Tout le monde admire, monsieur l’abbé, la grandeur de votre courage, qui ne peut-être ébranlé par les injustes sifflets dont la cabale du public nous opprime depuis quarante ans[2]. Pour châtier ce public séditieux, vous avez en même temps fait jouer votre Mariamne[3], et fait débiter votre livre des Vestales[4]; pour dernier trait vous faites imprimer votre tragédie.

Je viens de lire la préface de cet inimitable ouvrage ; vous y dites beaucoup de bien de vous, et beaucoup de mal de M. de Voltaire et de moi. Je suis charmé de voir en vous tant d’équité et de modestie, et c’est ce qui m’engage à vous écrire avec confiance et avec sincérité.

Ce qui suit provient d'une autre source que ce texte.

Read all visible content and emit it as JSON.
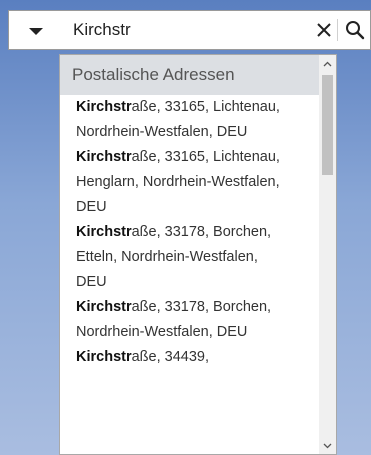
{
  "search": {
    "value": "Kirchstr",
    "clear_icon": "close-icon",
    "search_icon": "search-icon",
    "toggle_icon": "triangle-down-icon"
  },
  "dropdown": {
    "group_header": "Postalische Adressen",
    "scroll_position": 0.0,
    "lines": [
      {
        "bold": "Kirchstr",
        "rest": "aße, 33165, Lichtenau,"
      },
      {
        "bold": "",
        "rest": "Nordrhein-Westfalen, DEU"
      },
      {
        "bold": "Kirchstr",
        "rest": "aße, 33165, Lichtenau,"
      },
      {
        "bold": "",
        "rest": "Henglarn, Nordrhein-Westfalen,"
      },
      {
        "bold": "",
        "rest": "DEU"
      },
      {
        "bold": "Kirchstr",
        "rest": "aße, 33178, Borchen,"
      },
      {
        "bold": "",
        "rest": "Etteln, Nordrhein-Westfalen,"
      },
      {
        "bold": "",
        "rest": "DEU"
      },
      {
        "bold": "Kirchstr",
        "rest": "aße, 33178, Borchen,"
      },
      {
        "bold": "",
        "rest": "Nordrhein-Westfalen, DEU"
      },
      {
        "bold": "Kirchstr",
        "rest": "aße, 34439,"
      }
    ]
  },
  "colors": {
    "header_bg": "#dcdfe3",
    "background_top": "#5a7fc0"
  }
}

Vous accusez M. de Voltaire d’avoir fait tomber votre tragédie par une brigue horrible et scandaleuse. Tout le monde est de votre avis, monsieur ; personne n’ignore que M. de Voltaire a séduit l’esprit de tout Paris pour vous faire bafouer à la première représentation, et pour empêcher le public de revenir à la seconde. C’est par ses menées et par ses intrigues qu’on entend dire si scandaleusement que vous êtes le plus mauvais versificateur du siècle, et le plus ennuyeux écrivain. C’est lui qui a fait berner

  1. Ce morceau, composé par Voltaire sous le nom de Thieriot, son ami, m’a semblé mieux placé dans les Mélanges que dans la Correspondance. (B.)
  2. Il n’y avait que vingt ans, car Saül, la première pièce de Nadal, est de 1705.
  3. Tragédie jouée le 15 février 1725, et imprimée avec une préface dans laquelle étaient plusieurs traits contre Voltaire et Thieriot, à qui Nadal attribuait la chute de sa pièce. Ces traits ont depuis été supprimés par Nadal.
  4. Histoire des Vestales, avec un traité du Iuxe des dames romaines, 1725, in-12.